Is circumventing these restrictions an option?
IT savvy people may think that they have seen such measures before, and most of them were cracked. This was the case in various models of the PlayStation and Xbox gaming consoles, as well as many newer mobile phones. But the quality and breadth is wider this time:
- UEFI "Secure Boot" is primarily aimed at traditional PCs.
- It is backed by large parts of the IT industry, see e.g. the members of the UEFI Forum.
- Its design and specification are result of a collective effort of IT engineers from various companies. It draws on a decade of experience with signature based boot processes and hence avoids many classical pitfalls, e.g. the lack of a properly specified and cryptographically secured firmware (UEFI) update process.
- It utilises hardware based security subsystems, e.g. as specified by the TCG (TPM or MTM, and accompanying specifications): While the UEFI specification does not mandate a specific implementation of "protected storage" for cryptographic keys, certificates and signatures, the recent TCG specifications (since 2011) fit well.

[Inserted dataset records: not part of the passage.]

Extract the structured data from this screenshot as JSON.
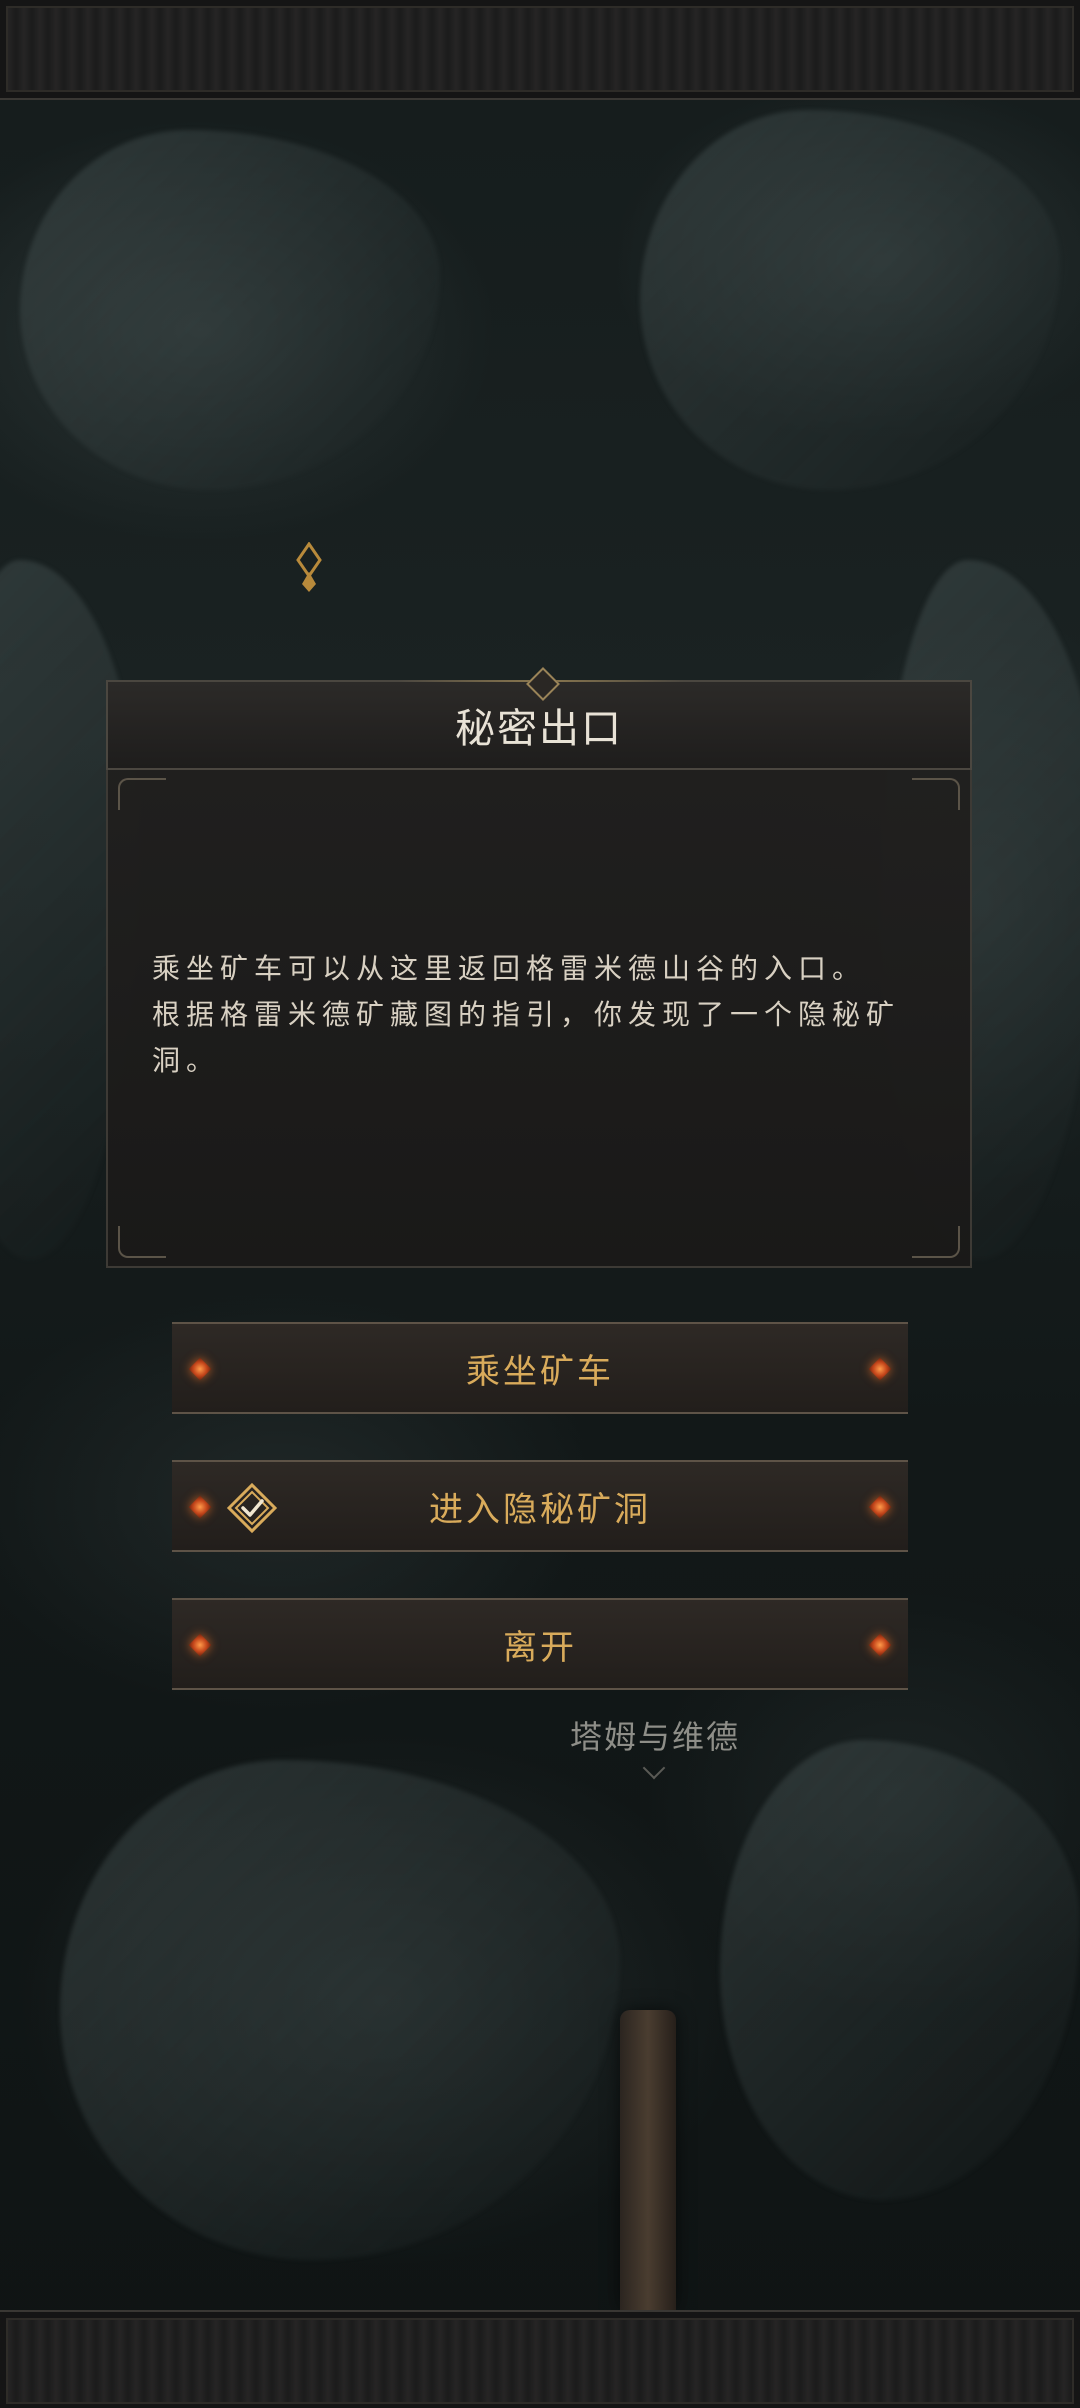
{
  "dialog": {
    "title": "秘密出口",
    "text_line_1": "乘坐矿车可以从这里返回格雷米德山谷的入口。",
    "text_line_2": "根据格雷米德矿藏图的指引，你发现了一个隐秘矿",
    "text_line_3": "洞。"
  },
  "choices": [
    {
      "label": "乘坐矿车",
      "icon": null
    },
    {
      "label": "进入隐秘矿洞",
      "icon": "checkmark-diamond-icon"
    },
    {
      "label": "离开",
      "icon": null
    }
  ],
  "map": {
    "location_label": "塔姆与维德"
  },
  "colors": {
    "accent_gold": "#d9ab5b",
    "gem_orange": "#ff7a2a",
    "text_light": "#e8e2d6"
  }
}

- Security flaws in "Secure Boot" implementations are expected (as in all software), but as there will be commercial competition between UEFI vendors, it is in their best interest to resolve these security flaws. In contrast, in the past only individual manufacturers implemented cryptographically restricted boot processes for their own, specific devices: TiVo Inc. for their TIVOs, Microsoft for various generations of their Xbox, as well as Sony for their Playstations.
Furthermore, even though many of similar usage restrictions have been cracked in the past, this only shows that their technical implementations were flawed and open to malware, hence not providing the "security" they were designed for. Although this is likely to apply to some "Secure Boot" implementations as well, breaking such mechanisms can never be a solution for freedom issues or the lack of controllability by the device owner.
For maintaining sustained growth in the development and use of software, the broad availability of general purpose computers is crucial.
FSFE demands that before purchasing a device, buyers must be informed concisely about the technical measures implemented in this device, as well as the specific usage restrictions and their consequences for the owner.
Furthermore, FSFE strongly recommends to exclusively purchase IT devices which grant their owners full, sole and permanent control over security subsystems (e. g. signature-based usage restrictions), in order to maintain the ability to install arbitrary software and lastly to retain exclusive control over ones own data.